Pros and cons of crating your dog

As a dog owner, chances are that you’ve heard all about the great crate debate, or perhaps even took part in the discussions about whether crating a dog has any benefits. Some people swear by it, while others think it’s inhumane. Here’s the truth: when it is done correctly, crating can actually be a lifesaver – for both you and your dog.

Animaltalk spoke to Samantha Walpole, Senior Behaviourist and Trainer of Be The Dog, on the topic of crating to understand the when, why and how of crating, and its safety.

Defining crating

Dog crating is simply the act of confining your dog to a small, enclosed space for a period of time. It is important to note that this space is designed to be a safe and comfortable haven for your pup and should never be used as a form of punishment. The space in the crate should also be big enough for your dog to get up and move around in.

 

Origins

The use of dog crates can be traced back to the mid-20th Century when they were initially designed for the transportation of dogs. Airline companies began using crates to transport dogs safely and securely and, soon after, pet owners began using crates for other purposes as well.

In the 1970s, dog trainers started using crates as a training tool, particularly for housebreaking and behaviour modification. They found that confining dogs to a crate could help them learn bladder control and prevent destructive behaviours such as chewing and digging.
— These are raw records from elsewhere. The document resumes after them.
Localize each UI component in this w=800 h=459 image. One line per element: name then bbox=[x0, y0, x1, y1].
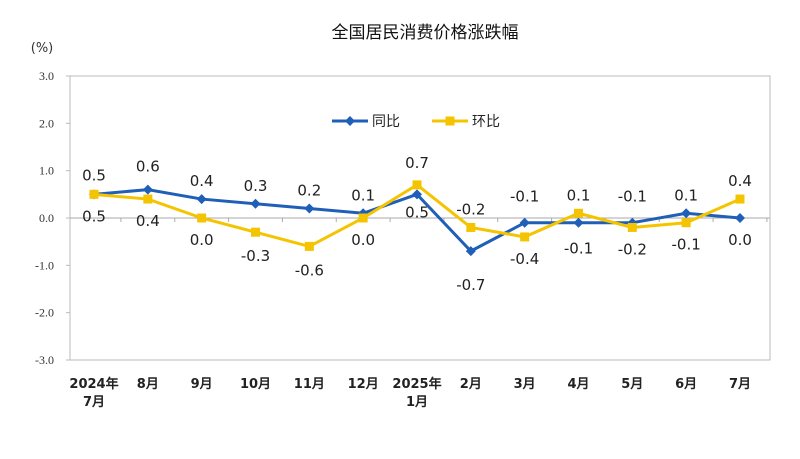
x-tick-label: 7月 bbox=[83, 395, 105, 410]
data-label: -0.1 bbox=[564, 240, 593, 258]
data-label: 0.1 bbox=[567, 186, 591, 204]
data-label: 0.0 bbox=[351, 231, 375, 249]
data-point bbox=[735, 213, 745, 223]
data-label: 0.4 bbox=[190, 172, 214, 190]
data-point bbox=[519, 217, 530, 228]
data-label: 0.4 bbox=[728, 172, 752, 190]
data-label: 0.0 bbox=[190, 231, 214, 249]
x-tick-label: 2025年 bbox=[392, 376, 441, 392]
data-label: -0.2 bbox=[456, 200, 485, 218]
x-tick-label: 3月 bbox=[514, 377, 536, 392]
data-point bbox=[143, 194, 153, 204]
data-label: -0.1 bbox=[510, 188, 539, 206]
legend: 同比 环比 bbox=[332, 114, 500, 130]
data-label: 0.0 bbox=[728, 231, 752, 249]
data-point bbox=[142, 184, 153, 195]
data-point bbox=[573, 217, 584, 228]
y-tick-label: 1.0 bbox=[39, 164, 54, 178]
legend-marker bbox=[445, 116, 455, 126]
data-point bbox=[358, 213, 368, 223]
data-point bbox=[412, 189, 422, 200]
legend-label: 同比 bbox=[372, 114, 400, 130]
data-point bbox=[304, 241, 314, 251]
legend-label: 环比 bbox=[472, 114, 500, 130]
x-tick-label: 11月 bbox=[294, 377, 325, 392]
data-point bbox=[520, 232, 530, 242]
data-point bbox=[89, 189, 99, 199]
data-point bbox=[197, 213, 207, 223]
y-tick-label: -2.0 bbox=[35, 306, 54, 320]
data-point bbox=[196, 194, 207, 205]
data-point bbox=[412, 180, 422, 190]
data-label: 0.7 bbox=[405, 154, 429, 172]
data-label: 0.4 bbox=[136, 212, 160, 230]
data-label: 0.6 bbox=[136, 158, 160, 176]
data-label: 0.1 bbox=[351, 186, 375, 204]
x-tick-label: 4月 bbox=[567, 377, 589, 392]
x-tick-label: 2024年 bbox=[69, 376, 118, 392]
data-point bbox=[627, 222, 637, 232]
x-tick-label: 8月 bbox=[137, 377, 159, 392]
x-tick-label: 12月 bbox=[348, 377, 379, 392]
data-point bbox=[304, 203, 315, 214]
y-tick-label: 3.0 bbox=[39, 69, 54, 83]
data-label: -0.3 bbox=[241, 247, 270, 265]
x-tick-label: 2月 bbox=[460, 377, 482, 392]
data-point bbox=[250, 198, 261, 209]
x-tick-label: 7月 bbox=[729, 377, 751, 392]
data-point bbox=[735, 194, 745, 204]
data-point bbox=[574, 208, 583, 218]
data-label: 0.2 bbox=[297, 182, 321, 200]
x-tick-label: 9月 bbox=[191, 377, 213, 392]
data-label: -0.2 bbox=[618, 240, 647, 258]
y-axis-unit: (%) bbox=[31, 41, 54, 56]
data-label: 0.5 bbox=[82, 166, 106, 184]
data-point bbox=[681, 208, 692, 219]
y-tick-label: 2.0 bbox=[39, 116, 54, 130]
data-label: 0.3 bbox=[244, 177, 268, 195]
data-point bbox=[681, 218, 691, 228]
data-point bbox=[251, 227, 260, 237]
data-point bbox=[466, 222, 476, 232]
data-point bbox=[465, 246, 476, 257]
data-label: 0.5 bbox=[82, 207, 106, 225]
x-tick-label: 6月 bbox=[675, 377, 697, 392]
x-tick-label: 5月 bbox=[621, 377, 643, 392]
data-label: -0.4 bbox=[510, 250, 539, 268]
x-tick-label: 1月 bbox=[406, 395, 428, 410]
data-label: -0.6 bbox=[295, 261, 324, 279]
y-tick-label: 0.0 bbox=[39, 211, 54, 225]
data-label: 0.5 bbox=[405, 203, 429, 221]
legend-marker bbox=[345, 116, 355, 126]
chart-title: 全国居民消费价格涨跌幅 bbox=[332, 23, 519, 43]
data-label: -0.7 bbox=[456, 276, 485, 294]
data-label: -0.1 bbox=[618, 188, 647, 206]
x-tick-label: 10月 bbox=[240, 377, 271, 392]
data-label: -0.1 bbox=[672, 236, 701, 254]
data-label: 0.1 bbox=[674, 186, 698, 204]
y-tick-label: -3.0 bbox=[35, 353, 54, 367]
y-tick-label: -1.0 bbox=[35, 258, 54, 272]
Since then, the use of dog crates has become more widespread and is now a common practice for many dog owners. According to Samantha, it is important to note that the use of crates should always be done in a humane and responsible way, with the wellbeing of the dog as the top priority. She adds that, in modern times, we are already living in smaller, more confined spaces and that, if crating is over-used as a quick fix, it will have a catastrophic emotional effect on a dog.

 

For safety’s sake

There are many reasons why you might consider crating your dog. For starters, it can be a great way to keep him safe when you’re not able to keep a close eye on him. However, this should only be for short periods. Dogs are naturally curious creatures, and they can get into all sorts of mischief when left to their own devices.

“It is physically impossible to monitor a puppy 24/7. Therefore, correct crate training can be an excellent tool to assist with potty training and preventing a pup from tearing up the home, getting into the trash, chewing electrical wires or other dangerous activities when unsupervised,” says Samantha.

Crating can help with potty training because dogs instinctively try to avoid soiling their own living space, so if you confine him to a crate when you’re not at home, he is less likely to have accidents in the house. Crating is also sometimes a necessity for post-surgery recovery.

 

Important skills

“Crating is in effect a life skill that every dog should learn – whether at a vet, post-op, for transportation or at the parlour, sooner or later in his life, he will be put in a crate,” says Samantha. She adds that one of the hardest things for her to witness is a dog who has no choice but to go into a crate – for example, post-surgery – but he has never been exposed to it and doesn’t understand what is happening.

Perhaps the most surprising benefit of dog crating is the sense of security it can provide for your furry friend. Dogs are pack animals by nature, and they often feel most comfortable in small, enclosed spaces. By providing a crate for your dog, you’re giving him a cosy, den-like space that he can call his own.

“Every dog has his own personality – no two dogs are alike. Crating has to be specific and tailored to your dog. Your reasons have to be clear, and it is advisable to get the support and advice of an animal behaviourist to ensure safety and success with your crating efforts,” says Samantha.

So, if you’re on the fence about crating your dog, consider giving it a try. With the right training and positive reinforcement, your dog can learn to love his crate and see it as a safe haven.